Dapat disimpulkan dengan menjaga integritas diri, maka kita akan dapat memberikan
dampak bagi orang lain.  Memperbaiki dari hal yang kecil, yaitu diri sendiri maka dapat
memberikan teladan bagi lingkungan sekitar kita. Dimulai dari lingkungan yang kecil,
yaitu keluarga akan dapat memberikan teladan bagi lingkungan yang lebih besar, yakni
masyarakat. Lingkungan masyarakat dapat memberikan teladan bagi lingkungan
aktivitas sehari-hari kita seperti tempat kita kerja.
Sistem perbaikan akan terus bergerak seperti itu untuk saling memberikan teladan
sampai kepada tataran yang terbesar dalam organisasi kita.    Maka jika proses ini
berjalan dengan baik, akan menjadi semakin nyata terlihat kemajuan.

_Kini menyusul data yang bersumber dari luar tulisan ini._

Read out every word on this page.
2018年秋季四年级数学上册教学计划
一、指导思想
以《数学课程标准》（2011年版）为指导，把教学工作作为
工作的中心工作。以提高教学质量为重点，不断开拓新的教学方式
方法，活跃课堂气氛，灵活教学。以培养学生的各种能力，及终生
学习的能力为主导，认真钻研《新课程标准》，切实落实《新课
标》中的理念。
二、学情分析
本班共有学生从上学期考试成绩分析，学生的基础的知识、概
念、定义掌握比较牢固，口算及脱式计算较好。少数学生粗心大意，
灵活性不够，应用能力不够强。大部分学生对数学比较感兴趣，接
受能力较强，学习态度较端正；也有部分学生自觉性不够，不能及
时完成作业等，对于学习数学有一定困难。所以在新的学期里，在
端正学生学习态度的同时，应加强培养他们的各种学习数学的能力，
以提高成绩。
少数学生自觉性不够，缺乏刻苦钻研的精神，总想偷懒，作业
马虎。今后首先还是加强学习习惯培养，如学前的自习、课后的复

Mari kita bersama-sama  saling menjaga integritas diri agar saling memberikan teladan
yang baik kepada lingkungan sekitar kita,  lingkungan  pekerjaan kita,  Lingkungan
organisasi kita  menuju  tujuan ataupun goal-goal yang harus kita capai bersama-sama.
 
Karena setiap dari  kita adalah  Pemimpin minimal bagi diri kita sendiri.
Walaupun kita tidak harus punya jabatan.

Jadi menumbuh kembangkan integritas begitu penting dalam satu organisasi karena ia
dapat menjadi penuntun dan wasit untuk membina kepercayaan dan keyakinan,
meluruskan arti penting dalam merumuskan standar yang tinggi, landasan nilai yang
sangat mempengaruhi, mendorong terbentuknya reputasi dan citra, mendorong untuk
lebih menghayati sendiri sebelum mempengaruhi orang lain, mendorong orang untuk
mencapai prestasi sesuai dengan kemampuan sendiri, mendorong orang lain untuk lebih
mempercayai kepemimpinan yang mampu memberikan keteladanan.